#ubuntu-in 2017-01-10
<Kilos> o/
#ubuntu-in 2017-01-11
<vandana> can anyone help me out for resolving wifi issues? searched internet and tried but no luck.. have rtl8723be card+ubuntu 16.04+latest linux kernel 4.9.2
<pavlushka> oh ho, missed one :(
<Kilos> yeah
<pavlushka> vandana: hey :)
<pavlushka> u-la-la: tell vandana that may be I can help her, may be :)
<u-la-la> pavlushka: Righto, I'll tell vandana on freenode
<pavlushka> vandana: hey :)
<vandana> hi
<u-la-la> vandana: By the way, pavlushka on freenode told me "tell vandana that may be I can help her, may be :)" 1 minute and 26 seconds ago
<pavlushka> vandana: Ubuntu 16.04 uses 4.4. series kernel by default
<vandana> i upgraded
<pavlushka> vandana: yeah I can guess that but
<pavlushka> vandana: for any purpose or just for testing?
<vandana> read somewhere that wifi issue resolved for someone after upgrading kernerl because of new drivers
<pavlushka> vandana: ok, can you please copy paste the result of "lspci -nnk" on paste.ubuntu.com and give us the link?
<pavlushka> vandana: run that command on terminal
<vandana> http://paste.ubuntu.com/23783257/
<vandana> befor your reply i tried soultion from http://askubuntu.com/questions/717685/realtek-wifi-card-rtl8723be-not-working-properly/
<vandana> and uptil yet wifi not disconnected otherwise it was disconnecting after some minutes
<pavlushka> vandana: So what can we assume? lets wait and see if it malfunctions again, right?
<vandana> yes
<vandana> and thank you for replying
<pavlushka> vandana: you are well come, and if you see u-la-la the bot, you can leave a message to it by "u-la-la: tell nick to / that I need her/him, or wash his hands before dinner"
<pavlushka> *Welcome
<pavlushka> lol, weird typo.
<pavlushka> vandana: or you can leave a memo on memoserv by "/msg memoserv send nick message"

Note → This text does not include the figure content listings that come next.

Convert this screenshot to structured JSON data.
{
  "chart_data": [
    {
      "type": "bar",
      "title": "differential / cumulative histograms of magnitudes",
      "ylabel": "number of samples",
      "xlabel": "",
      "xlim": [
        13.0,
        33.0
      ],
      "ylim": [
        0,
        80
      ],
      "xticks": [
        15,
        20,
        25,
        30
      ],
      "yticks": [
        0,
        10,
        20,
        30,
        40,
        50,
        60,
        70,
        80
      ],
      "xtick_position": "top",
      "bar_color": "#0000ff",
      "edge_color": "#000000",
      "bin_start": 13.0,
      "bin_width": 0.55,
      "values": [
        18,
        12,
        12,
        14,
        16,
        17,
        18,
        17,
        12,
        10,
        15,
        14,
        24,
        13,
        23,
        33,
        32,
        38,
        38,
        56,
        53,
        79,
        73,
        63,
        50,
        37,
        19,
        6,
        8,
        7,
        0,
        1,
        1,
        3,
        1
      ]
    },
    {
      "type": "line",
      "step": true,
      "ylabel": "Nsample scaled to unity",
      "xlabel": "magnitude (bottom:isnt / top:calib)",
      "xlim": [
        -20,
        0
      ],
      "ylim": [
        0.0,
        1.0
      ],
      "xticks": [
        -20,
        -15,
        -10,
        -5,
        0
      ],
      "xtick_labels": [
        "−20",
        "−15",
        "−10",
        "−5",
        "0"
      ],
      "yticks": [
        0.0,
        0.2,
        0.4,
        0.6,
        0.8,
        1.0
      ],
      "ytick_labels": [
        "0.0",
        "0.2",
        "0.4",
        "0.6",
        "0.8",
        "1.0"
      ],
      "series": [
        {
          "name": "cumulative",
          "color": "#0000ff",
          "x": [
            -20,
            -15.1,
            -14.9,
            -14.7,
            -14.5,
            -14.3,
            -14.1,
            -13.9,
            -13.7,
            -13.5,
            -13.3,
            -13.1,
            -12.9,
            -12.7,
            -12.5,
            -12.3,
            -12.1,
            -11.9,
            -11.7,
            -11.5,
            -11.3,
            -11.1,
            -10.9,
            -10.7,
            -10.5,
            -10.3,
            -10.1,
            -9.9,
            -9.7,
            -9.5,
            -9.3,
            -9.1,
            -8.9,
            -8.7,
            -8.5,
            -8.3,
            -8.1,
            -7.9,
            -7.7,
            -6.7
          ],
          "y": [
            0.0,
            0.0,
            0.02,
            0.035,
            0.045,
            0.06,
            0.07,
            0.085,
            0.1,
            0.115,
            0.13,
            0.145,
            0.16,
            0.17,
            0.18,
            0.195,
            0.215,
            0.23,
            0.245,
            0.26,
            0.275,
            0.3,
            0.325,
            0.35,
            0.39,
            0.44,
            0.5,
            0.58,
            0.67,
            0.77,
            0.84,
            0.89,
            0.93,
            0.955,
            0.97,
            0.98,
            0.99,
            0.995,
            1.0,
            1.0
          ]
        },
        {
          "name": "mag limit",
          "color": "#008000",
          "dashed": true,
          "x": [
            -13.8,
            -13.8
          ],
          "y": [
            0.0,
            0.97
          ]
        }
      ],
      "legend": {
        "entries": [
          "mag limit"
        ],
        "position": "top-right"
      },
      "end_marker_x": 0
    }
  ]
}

<pavlushka> so that she or he can get you back.
<vandana> ok
<pavlushka> vandana: I may crush now, Night night :)
#ubuntu-in 2018-01-09
<mayankmadan> Hi everyone. Im having trouble with booting ubuntu 17.10. It takes more than a couple of minutes even though i have a decent computer(i7 6700hq, 8GB RAM). Can anyone help me with this?
#ubuntu-in 2018-01-14
<ravi_> hi
<ravi_> anyone to help me with a problem???
#ubuntu-in 2019-01-07
<him-cesjf> Hi there